2008年9月26日金曜日

BLUE SEAL・・・

 占領下の沖縄に、米兵向けに上陸したアイスクリームの
店が、60年を経て首都圏に広がっている。名前はブルー
シールアイスクリーム。米軍基地の街、東京都福生市のお
好み焼き店が、沖縄風味のアイスの普及に一役買っている。
 ブルーシールが沖縄にやって来たのは、終戦から3年た
った1948年。米軍の基地に乳製品の工場ができ、軍人
や基地で働く人たちにアイスクリームを提供した。
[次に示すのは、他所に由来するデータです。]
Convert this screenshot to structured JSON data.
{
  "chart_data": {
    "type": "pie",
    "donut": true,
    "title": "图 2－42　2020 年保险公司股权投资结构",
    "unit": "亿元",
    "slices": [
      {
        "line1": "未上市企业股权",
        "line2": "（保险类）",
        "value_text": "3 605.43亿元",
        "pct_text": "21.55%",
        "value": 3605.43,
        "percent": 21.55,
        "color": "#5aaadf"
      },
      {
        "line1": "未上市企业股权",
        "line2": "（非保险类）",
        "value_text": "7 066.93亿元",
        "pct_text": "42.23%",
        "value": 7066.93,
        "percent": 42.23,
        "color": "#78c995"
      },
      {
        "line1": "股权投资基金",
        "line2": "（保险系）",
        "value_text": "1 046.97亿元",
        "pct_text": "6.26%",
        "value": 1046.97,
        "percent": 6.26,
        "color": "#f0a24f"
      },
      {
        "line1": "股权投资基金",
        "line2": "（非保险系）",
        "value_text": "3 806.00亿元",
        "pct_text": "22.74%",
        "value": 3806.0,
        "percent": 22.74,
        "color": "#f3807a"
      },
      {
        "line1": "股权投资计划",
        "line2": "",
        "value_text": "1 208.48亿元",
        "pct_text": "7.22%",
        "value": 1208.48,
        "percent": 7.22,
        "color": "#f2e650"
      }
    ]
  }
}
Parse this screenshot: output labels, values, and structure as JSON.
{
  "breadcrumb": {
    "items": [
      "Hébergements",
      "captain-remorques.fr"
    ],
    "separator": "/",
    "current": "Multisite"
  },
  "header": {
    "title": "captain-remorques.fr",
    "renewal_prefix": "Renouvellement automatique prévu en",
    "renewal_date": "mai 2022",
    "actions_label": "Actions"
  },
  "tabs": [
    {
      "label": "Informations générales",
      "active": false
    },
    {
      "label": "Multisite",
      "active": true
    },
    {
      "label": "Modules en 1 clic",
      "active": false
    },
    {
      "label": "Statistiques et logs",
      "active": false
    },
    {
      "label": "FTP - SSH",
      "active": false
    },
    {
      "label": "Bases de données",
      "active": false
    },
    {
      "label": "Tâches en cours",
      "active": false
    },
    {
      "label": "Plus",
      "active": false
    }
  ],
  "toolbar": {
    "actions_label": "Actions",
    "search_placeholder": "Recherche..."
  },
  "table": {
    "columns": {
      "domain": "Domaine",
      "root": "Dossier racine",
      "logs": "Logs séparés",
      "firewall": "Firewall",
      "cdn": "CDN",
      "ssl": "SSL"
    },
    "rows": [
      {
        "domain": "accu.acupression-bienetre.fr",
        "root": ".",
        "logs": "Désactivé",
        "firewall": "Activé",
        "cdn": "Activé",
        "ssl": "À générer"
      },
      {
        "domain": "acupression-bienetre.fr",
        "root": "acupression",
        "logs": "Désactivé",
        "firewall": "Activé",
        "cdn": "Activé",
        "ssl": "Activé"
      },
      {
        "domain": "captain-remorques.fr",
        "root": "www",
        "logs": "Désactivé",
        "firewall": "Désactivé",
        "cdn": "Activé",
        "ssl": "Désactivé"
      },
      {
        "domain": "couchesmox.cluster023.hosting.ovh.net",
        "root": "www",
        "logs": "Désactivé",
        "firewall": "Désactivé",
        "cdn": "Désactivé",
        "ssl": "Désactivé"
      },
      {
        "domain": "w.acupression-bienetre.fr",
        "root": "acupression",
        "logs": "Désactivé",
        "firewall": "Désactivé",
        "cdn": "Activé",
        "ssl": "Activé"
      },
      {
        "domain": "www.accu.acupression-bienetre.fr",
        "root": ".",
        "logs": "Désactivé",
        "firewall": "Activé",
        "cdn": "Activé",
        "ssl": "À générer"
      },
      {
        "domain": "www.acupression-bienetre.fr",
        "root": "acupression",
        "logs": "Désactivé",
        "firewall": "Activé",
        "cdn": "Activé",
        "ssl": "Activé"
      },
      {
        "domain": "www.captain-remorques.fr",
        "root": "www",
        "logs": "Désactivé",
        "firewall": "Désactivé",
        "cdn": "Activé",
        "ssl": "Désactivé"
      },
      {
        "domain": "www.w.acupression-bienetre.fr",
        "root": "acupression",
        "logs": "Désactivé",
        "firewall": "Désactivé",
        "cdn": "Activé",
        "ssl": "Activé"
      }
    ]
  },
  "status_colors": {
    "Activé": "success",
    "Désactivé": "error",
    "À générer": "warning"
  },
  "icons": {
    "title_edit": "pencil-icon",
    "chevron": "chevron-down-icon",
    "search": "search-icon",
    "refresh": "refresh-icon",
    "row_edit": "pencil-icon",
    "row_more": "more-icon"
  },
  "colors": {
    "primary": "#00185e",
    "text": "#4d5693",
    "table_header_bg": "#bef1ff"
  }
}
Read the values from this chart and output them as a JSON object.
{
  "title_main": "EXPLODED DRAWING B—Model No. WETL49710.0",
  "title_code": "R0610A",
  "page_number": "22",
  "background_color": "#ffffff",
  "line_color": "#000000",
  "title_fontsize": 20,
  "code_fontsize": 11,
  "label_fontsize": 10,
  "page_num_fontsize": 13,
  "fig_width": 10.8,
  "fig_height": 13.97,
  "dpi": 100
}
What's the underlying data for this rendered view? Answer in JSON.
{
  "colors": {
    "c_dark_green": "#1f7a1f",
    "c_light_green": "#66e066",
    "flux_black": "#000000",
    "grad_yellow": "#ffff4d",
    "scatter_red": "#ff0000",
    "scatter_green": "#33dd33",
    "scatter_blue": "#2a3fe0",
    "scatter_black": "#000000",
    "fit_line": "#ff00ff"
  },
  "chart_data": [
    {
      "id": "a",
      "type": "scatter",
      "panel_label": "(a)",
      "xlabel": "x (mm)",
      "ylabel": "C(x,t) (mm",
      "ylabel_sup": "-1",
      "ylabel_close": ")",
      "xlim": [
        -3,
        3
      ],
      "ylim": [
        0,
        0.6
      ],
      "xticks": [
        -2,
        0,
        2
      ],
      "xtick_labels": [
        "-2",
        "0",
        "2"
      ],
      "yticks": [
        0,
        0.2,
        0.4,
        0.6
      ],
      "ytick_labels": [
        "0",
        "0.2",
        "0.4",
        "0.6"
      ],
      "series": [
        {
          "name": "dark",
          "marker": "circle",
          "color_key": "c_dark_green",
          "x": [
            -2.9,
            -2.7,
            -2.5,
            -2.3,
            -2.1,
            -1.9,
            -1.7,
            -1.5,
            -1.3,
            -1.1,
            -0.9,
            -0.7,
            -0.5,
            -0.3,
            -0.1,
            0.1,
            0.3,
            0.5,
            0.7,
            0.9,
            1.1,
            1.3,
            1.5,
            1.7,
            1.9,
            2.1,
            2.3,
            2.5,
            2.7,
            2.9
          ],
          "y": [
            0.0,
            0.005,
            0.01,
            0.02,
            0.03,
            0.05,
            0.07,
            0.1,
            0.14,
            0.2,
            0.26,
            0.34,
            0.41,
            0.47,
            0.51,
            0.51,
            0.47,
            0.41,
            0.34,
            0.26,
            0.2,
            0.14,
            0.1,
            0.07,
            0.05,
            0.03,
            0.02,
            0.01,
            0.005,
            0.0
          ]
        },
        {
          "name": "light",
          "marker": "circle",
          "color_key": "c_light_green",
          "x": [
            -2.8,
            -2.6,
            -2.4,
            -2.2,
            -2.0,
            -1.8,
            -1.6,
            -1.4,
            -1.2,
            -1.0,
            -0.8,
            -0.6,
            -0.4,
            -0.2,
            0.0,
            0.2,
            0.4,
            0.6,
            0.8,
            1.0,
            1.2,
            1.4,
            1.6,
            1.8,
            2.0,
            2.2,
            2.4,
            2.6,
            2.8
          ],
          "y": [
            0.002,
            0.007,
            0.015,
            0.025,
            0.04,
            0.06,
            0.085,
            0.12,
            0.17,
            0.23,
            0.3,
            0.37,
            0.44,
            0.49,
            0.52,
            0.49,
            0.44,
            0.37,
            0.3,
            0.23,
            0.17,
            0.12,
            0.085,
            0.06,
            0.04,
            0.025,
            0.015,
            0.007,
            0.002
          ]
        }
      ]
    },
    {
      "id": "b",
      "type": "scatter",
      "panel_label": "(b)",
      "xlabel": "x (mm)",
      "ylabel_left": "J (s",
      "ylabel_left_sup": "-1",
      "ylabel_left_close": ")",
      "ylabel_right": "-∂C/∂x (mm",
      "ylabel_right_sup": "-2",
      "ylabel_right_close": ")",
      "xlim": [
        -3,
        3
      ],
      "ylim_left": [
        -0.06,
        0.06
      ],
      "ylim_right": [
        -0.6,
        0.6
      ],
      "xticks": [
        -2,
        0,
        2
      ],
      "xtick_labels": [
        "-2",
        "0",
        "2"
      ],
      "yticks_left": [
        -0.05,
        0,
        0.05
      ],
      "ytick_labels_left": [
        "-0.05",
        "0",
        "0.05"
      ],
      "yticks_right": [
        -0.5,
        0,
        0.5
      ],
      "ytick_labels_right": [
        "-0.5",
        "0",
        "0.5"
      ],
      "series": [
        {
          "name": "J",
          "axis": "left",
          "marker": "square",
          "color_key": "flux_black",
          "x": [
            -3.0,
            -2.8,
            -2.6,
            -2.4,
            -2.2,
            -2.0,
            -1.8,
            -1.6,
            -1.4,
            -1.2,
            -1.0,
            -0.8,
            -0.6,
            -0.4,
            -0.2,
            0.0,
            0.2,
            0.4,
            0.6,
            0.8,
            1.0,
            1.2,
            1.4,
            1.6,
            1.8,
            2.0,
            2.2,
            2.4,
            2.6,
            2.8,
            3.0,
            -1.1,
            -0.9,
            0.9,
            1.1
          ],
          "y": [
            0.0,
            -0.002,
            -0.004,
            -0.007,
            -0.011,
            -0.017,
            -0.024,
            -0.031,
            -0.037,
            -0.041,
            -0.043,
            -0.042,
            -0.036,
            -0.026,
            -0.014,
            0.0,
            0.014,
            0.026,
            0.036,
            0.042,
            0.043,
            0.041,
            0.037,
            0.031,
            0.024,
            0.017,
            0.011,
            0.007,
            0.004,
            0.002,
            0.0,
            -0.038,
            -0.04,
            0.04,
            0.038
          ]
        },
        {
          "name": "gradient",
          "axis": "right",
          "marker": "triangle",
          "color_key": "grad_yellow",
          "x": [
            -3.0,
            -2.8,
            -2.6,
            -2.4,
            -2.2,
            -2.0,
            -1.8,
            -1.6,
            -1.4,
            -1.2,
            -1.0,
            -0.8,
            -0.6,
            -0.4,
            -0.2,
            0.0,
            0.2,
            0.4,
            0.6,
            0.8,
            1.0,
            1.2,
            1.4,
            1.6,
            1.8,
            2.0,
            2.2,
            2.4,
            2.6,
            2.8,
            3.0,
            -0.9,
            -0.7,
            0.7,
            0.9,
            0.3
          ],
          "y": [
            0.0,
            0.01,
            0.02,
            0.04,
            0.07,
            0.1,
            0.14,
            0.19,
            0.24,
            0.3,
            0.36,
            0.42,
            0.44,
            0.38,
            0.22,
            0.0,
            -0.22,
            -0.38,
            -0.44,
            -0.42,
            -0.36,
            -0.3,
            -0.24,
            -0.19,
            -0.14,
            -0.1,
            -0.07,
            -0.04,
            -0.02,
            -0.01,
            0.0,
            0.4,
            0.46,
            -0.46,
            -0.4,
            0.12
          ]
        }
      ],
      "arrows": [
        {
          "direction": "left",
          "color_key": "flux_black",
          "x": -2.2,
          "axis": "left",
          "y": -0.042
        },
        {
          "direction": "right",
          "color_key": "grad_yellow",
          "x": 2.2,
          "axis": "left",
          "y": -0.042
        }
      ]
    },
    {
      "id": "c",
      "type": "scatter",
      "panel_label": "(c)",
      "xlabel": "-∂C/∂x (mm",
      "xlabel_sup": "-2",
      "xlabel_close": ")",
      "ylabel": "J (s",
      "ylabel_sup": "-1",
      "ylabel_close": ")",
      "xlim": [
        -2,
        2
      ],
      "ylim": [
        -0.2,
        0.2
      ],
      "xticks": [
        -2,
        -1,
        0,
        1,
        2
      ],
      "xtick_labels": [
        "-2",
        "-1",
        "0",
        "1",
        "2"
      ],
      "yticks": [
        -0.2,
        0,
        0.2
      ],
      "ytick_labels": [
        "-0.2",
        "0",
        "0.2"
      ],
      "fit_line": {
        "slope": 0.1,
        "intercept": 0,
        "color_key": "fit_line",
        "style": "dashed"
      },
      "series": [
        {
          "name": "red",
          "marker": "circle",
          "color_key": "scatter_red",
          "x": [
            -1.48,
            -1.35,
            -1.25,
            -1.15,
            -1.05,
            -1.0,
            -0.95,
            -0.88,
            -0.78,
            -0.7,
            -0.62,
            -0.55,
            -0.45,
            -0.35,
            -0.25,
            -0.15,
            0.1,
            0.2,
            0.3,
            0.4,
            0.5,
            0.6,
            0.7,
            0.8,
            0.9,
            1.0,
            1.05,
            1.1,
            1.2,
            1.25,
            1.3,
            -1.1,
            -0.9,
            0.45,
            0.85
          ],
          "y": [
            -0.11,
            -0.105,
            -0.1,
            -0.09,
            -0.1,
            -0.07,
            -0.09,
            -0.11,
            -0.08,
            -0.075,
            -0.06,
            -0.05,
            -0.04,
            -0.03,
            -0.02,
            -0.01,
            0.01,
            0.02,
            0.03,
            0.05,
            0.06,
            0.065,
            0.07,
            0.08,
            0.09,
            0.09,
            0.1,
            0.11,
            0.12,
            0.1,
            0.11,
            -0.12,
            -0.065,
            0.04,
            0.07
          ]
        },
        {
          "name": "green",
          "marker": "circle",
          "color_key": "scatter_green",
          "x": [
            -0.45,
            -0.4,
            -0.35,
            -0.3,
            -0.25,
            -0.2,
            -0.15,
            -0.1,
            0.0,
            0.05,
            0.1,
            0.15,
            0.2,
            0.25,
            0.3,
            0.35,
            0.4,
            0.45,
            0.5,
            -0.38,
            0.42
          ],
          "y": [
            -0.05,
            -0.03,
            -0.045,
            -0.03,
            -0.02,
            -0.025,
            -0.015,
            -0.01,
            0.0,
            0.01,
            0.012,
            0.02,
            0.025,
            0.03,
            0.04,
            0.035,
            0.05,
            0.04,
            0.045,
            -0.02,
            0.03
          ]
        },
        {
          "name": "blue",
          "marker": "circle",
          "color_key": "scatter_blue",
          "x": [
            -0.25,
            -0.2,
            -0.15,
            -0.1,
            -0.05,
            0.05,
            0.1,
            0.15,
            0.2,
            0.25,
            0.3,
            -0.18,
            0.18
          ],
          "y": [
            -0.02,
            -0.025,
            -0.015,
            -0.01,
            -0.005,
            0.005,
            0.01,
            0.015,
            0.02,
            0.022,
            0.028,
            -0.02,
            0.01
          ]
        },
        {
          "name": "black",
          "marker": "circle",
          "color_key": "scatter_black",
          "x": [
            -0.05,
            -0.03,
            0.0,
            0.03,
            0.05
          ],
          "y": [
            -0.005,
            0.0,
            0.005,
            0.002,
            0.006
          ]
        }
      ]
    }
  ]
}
当時、
基地からの横流し品を手に入れようとする人もいたという。

 現在はフォーモスト・ブルーシール社(沖縄県浦添市)
が沖縄県内で店を展開し、カップアイスも販売。紅イモや
ゴーヤー、サトウキビ、シークワーサーといった沖縄風味
のアイスが観光客に人気だ。

 首都圏で店を展開しているのは、福生市に本社がある、
お好み焼きチェーン「道とん堀」。2年余り前、ブルーシ
ールを店のメニューに取り入れたのが縁だ。

 在日米軍の司令部がある横田基地に面した国道16号を
車で走ると、大きなソフトクリーム形の看板が目に入る。
道とん堀が2年前に開いた福生店だ。「沖縄とロケーショ
ンも似ている福生に、試験的に出店した」という。

 福生で手応えを得たため昨春、神奈川県鎌倉市の街道沿
いに出店。昨年6月には、フォーモスト社と東京、神奈川、
千葉、埼玉、山梨など1都7県でフランチャイズ店舗を展
開する契約を交わした。

 フォーモスト社によると、沖縄県外でも個別の店に販売
してもらうことはあったが、首都圏での大規模なチェーン
展開は初めてだという。

 道とん堀は契約後、東京都多摩市、渋谷区や、埼玉県上
里町のショッピングセンターなどに出店。この夏は立川や、
六本木の東京ミッドタウンにも夏季期間限定で店を出した。
2012年までに137店舗を目指す。担当者は「関東に
はなかったアイス。沖縄で60年間愛され続けてきた強み
がある。目標は十分、達成できる」そうだ。